Teacher-training Colleges Blast Tamir Over Budget Cuts

The forum of teacher-training colleges is attacking Education Minister Yuli Tamir for the decision to cut NIS 22 million from the colleges' budget, which has already been cut by some NIS 200 million over the last six years.

Prof. Shlomo Back, who heads the forum, said the additional cut means that "there will be no more academic colleges for education.

"Despite the many requests that have been made, the education minister has not seen fit to respond to our requests," he said. "We expected more from someone who came in with a clear agenda in the field of education."

The teacher-training colleges are preparing for protests against the budget cuts, which will include teachers and students.

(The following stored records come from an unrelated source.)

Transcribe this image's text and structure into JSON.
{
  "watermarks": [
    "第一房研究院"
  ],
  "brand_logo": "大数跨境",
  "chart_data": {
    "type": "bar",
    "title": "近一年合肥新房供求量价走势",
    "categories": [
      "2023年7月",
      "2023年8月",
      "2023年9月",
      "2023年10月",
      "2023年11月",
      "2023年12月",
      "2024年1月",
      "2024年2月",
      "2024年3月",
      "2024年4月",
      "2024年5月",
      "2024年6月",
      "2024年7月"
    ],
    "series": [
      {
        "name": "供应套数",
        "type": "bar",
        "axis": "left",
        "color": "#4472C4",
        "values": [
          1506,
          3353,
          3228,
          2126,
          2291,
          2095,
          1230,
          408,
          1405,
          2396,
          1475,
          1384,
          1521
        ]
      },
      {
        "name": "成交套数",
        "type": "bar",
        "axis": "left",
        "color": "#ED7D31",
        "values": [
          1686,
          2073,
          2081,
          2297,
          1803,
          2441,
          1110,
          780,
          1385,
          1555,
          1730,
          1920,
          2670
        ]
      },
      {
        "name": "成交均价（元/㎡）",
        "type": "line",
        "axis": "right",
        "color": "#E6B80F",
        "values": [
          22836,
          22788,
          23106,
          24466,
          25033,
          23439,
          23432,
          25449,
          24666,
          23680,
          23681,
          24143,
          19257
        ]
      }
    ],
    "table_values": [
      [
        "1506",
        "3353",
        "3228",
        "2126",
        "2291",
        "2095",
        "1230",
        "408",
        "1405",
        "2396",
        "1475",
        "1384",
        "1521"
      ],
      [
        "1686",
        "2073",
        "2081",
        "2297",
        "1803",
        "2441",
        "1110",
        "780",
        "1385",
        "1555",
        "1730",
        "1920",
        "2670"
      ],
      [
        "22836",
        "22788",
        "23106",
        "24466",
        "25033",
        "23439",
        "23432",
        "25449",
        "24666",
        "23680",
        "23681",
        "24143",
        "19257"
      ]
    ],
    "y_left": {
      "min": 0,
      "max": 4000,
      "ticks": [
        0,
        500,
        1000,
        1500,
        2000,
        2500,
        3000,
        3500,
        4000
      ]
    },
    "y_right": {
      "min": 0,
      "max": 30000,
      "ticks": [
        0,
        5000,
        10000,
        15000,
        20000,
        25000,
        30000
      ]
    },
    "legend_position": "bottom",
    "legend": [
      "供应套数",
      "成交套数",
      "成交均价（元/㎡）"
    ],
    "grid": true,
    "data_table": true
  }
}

Officials at teacher-training colleges said yesterday that the cuts would be felt primarily in the colleges that train teachers for the secular state education system, and less in the state-religious and ultra-Orthodox systems, which receive political support. Out of 57 teacher-training institutes, 16 are affiliated with the secular state system, 13 with the state-religious system and 28 with the ultra-Orthodox one.

Education Ministry statistics indicate that since the beginning of 2006, some 47 percent of teachers in training are being educated in frameworks affiliated with the secular state system - a far smaller percentage than that of the pupils who study in the secular education system.

"We have hit rock bottom," said Back, the president of the Kaye College of Education. "The year 2007 will be the fourth year in a row in which we are undergoing a cut, which manifests itself, among other things, in the quota of students we can accept. A system that undergoes ongoing cuts like these cannot assure academic courses at a high level. When our students go out to teach in schools, their skills will be lower because of a crumbling infrastructure, a reduction in hours of study and teaching experience, an increase in the number of students per class, and the elimination of the possibility of developing new programs."

Tamir said the Education Ministry has managed to reduce the budget cuts to only 10 percent of the original NIS 220 million cut planned by the treasury and that in contrast to previous years, there is no commitment to continue cutting funds in the coming years.

"In the present situation, the cuts should have been halted and a more stable infrastructure should have been created," she said. Tamir said she would have prevented the budget cuts if she could have, but that, "I did not have this option."

This week the Council for Higher Education approved a new operational plan for teacher training, which would require colleges and universities to get their curricula approved by a special committee that will apply uniform criteria and establish a new master's degree for teachers.